Par mesure écho-Doppler
Avant le départ (entre 2 semaines et 2 jours), l'état veineux profond et superficiel des volontaires était évalué par mesure écho-Doppler du temps de flux inversé après compression du mollet, l'existence d'un reflux étant définie par une durée d'inversion supérieure à 0,5 seconde. Des facteurs de risque biologiques étaient également recherchés sur prélèvements sanguins : numération, plaquettes, mesure des D-dimères (Dimertest Gold), recherche d'un facteur V Leiden (FVL) et d'une prothrombine G20210A (PGM) par PCR. Les passagers avaient pour consigne d'enfiler les chaussettes avant de monter dans l'avion et de les retirer au retour à l'aéroport d'Heathrow. Tous devaient se rendre dans les 48 heures à l'hôpital de Stamford pour un nouvel écho-Doppler des membres inférieurs (les opérateurs n'étant pas informés de la randomisation) et une mesure des D-dimères.
Au total, 12 voyageurs (10 %) du groupe sans chaussettes de compression élastique avaient une thrombose veineuse profonde (TVP) surale asymptomatique, deux d'entre eux étaient porteurs de la mutation hétérozygote pour FVL. Dans le groupe avec contention, deux passagers, présentant des varicosités ont fait une thrombophlébite superficielle au bord supérieur de la chaussette dans le creux poplité. L'un d'eux était hétérozygote pour FVL et PGM. La mesure des D-dimères n'a été d'aucun intérêt diagnostique (pas d'élévation significative).
Prévalence quarante fois supérieure
« Peut-on pour autant tirer des conclusions définitives sur le lien entre les voyages long-courrier et la thrombose veineuse ? », se demandent dans un éditorial deux spécialistes canadiens. « La prévalence de 10 % est quarante fois supérieure à celles retrouvées dans trois études cas-témoins préalables, et, malgré les conditions plus rigoureuses de cette étude, on ne peut pas supprimer les biais du dépistage échographique opérateur-dépendant, expliquent-ils. D'autant que le diagnostic n'a pas été confirmé par vénographie (éthiquement irrecevable) ou par les D-dimères. Le fait qu'il n'y ait pas eu de phlébite chez les porteurs de contention est aussi surprenant. Le caractère aveugle de l'évaluation n'avait peut-être pas été maintenu, auprès des échographistes, par les candidats. Mais on peut aussi mettre la prévalence élevée de l'étude sur le compte de la durée du vol supérieure à celle de toutes les études précédentes. » Dans l'attente de nouvelles études randomisées à large échelle, il est raisonnable de recommander des mesures préventives simples comme la contraction isométriques des mollets et une hydratation suffisante. Des mesures plus agressives sont à envisager au cas par cas chez des sujets à risque, recommandent les deux éditorialistes.

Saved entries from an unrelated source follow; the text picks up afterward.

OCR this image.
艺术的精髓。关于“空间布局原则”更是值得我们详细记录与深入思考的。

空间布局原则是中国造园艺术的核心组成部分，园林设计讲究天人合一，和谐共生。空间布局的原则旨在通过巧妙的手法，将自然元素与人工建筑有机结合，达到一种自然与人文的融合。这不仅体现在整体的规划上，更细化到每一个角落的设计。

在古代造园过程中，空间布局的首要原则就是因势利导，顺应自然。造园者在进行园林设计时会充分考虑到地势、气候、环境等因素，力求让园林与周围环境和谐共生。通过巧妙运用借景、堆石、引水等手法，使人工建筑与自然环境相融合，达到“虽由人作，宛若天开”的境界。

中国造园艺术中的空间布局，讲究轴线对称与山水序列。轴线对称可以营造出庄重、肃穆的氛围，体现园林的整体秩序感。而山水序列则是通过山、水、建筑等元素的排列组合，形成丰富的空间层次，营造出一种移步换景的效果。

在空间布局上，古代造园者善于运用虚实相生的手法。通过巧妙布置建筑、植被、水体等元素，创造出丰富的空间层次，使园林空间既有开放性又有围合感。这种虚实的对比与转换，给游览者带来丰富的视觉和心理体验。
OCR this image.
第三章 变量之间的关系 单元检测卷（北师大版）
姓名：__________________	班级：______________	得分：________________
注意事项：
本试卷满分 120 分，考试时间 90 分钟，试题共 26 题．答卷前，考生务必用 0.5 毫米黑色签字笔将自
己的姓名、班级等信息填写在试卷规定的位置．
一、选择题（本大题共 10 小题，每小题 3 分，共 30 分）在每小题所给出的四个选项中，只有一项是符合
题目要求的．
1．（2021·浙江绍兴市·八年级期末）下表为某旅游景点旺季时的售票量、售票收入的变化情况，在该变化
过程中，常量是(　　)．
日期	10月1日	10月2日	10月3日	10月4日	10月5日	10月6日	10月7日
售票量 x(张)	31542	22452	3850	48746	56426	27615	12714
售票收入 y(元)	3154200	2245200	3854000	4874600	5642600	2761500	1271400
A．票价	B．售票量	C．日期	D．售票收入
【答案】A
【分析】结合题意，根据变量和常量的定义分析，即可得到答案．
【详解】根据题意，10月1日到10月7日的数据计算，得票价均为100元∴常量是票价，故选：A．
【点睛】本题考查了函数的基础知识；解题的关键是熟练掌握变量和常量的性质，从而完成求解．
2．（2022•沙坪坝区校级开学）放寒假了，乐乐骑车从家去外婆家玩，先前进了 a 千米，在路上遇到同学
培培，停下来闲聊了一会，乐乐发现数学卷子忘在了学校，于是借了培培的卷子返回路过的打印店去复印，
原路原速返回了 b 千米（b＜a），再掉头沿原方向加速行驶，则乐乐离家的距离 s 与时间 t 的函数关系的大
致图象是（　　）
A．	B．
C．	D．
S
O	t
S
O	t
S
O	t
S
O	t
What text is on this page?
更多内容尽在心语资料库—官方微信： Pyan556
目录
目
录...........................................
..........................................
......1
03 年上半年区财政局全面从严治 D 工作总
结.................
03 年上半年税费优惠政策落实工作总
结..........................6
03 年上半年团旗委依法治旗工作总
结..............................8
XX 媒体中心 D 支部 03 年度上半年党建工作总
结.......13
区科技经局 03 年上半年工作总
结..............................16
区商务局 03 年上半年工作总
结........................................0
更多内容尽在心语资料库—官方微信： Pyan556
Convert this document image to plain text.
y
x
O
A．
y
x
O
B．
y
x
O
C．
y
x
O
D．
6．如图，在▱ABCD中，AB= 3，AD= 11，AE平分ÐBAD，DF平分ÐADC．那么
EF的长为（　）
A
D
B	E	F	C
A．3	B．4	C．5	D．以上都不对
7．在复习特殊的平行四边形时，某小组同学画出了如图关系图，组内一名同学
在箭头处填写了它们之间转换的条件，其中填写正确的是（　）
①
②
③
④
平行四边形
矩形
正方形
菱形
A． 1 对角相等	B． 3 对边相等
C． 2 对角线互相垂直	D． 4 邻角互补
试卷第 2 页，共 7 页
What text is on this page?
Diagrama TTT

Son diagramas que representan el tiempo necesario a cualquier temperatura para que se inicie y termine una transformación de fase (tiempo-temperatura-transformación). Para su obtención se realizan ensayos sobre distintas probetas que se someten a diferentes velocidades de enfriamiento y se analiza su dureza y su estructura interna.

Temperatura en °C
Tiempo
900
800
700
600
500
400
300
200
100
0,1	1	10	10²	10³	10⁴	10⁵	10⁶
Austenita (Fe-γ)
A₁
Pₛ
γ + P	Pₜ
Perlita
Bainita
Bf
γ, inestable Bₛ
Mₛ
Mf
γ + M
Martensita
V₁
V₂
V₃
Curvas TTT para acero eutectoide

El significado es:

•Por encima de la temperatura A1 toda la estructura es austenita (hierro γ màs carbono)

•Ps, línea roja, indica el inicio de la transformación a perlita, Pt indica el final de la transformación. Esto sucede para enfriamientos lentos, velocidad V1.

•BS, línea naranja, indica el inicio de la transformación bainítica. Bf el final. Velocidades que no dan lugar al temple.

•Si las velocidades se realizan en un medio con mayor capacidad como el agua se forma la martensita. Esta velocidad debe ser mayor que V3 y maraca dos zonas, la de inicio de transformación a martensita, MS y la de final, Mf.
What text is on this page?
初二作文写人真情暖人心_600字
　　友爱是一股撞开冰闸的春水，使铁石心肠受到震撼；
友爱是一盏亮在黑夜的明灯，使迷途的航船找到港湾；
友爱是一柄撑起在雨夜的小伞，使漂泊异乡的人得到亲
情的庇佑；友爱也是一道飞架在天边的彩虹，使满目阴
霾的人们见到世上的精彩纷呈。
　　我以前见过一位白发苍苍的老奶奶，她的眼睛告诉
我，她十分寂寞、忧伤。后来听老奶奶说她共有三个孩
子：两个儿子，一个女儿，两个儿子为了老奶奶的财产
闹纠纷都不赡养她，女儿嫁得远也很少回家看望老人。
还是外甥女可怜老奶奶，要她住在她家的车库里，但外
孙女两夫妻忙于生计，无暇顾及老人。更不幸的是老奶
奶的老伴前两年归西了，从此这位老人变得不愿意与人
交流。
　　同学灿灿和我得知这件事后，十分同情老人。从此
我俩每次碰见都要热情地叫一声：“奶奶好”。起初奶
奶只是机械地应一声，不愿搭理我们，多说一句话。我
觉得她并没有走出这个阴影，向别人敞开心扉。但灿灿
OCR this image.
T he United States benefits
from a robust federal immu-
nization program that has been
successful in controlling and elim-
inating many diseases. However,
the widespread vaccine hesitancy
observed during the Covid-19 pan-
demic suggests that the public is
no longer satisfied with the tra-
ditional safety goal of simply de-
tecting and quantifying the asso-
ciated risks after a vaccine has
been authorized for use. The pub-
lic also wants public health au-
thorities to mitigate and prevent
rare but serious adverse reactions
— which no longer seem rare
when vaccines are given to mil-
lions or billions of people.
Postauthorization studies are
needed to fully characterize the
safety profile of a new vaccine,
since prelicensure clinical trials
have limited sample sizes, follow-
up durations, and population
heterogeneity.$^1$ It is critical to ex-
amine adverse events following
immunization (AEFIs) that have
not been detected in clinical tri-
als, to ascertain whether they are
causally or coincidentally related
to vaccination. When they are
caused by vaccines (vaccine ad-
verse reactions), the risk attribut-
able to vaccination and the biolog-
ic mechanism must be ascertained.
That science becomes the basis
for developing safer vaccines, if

John Scurr, «The Lancet», vol. 357, 12 mai 2001 ; éditorial de Jack Hirsh et Martin O'Donnell.
Pause exceptionnelle de votre newsletter
En cuisine avec le Dr Dominique Dupagne
[VIDÉO] Recette d'été : la chakchouka
Florie Sullerot, présidente de l’Isnar-IMG : « Il y a encore beaucoup de zones de flou dans cette maquette de médecine générale »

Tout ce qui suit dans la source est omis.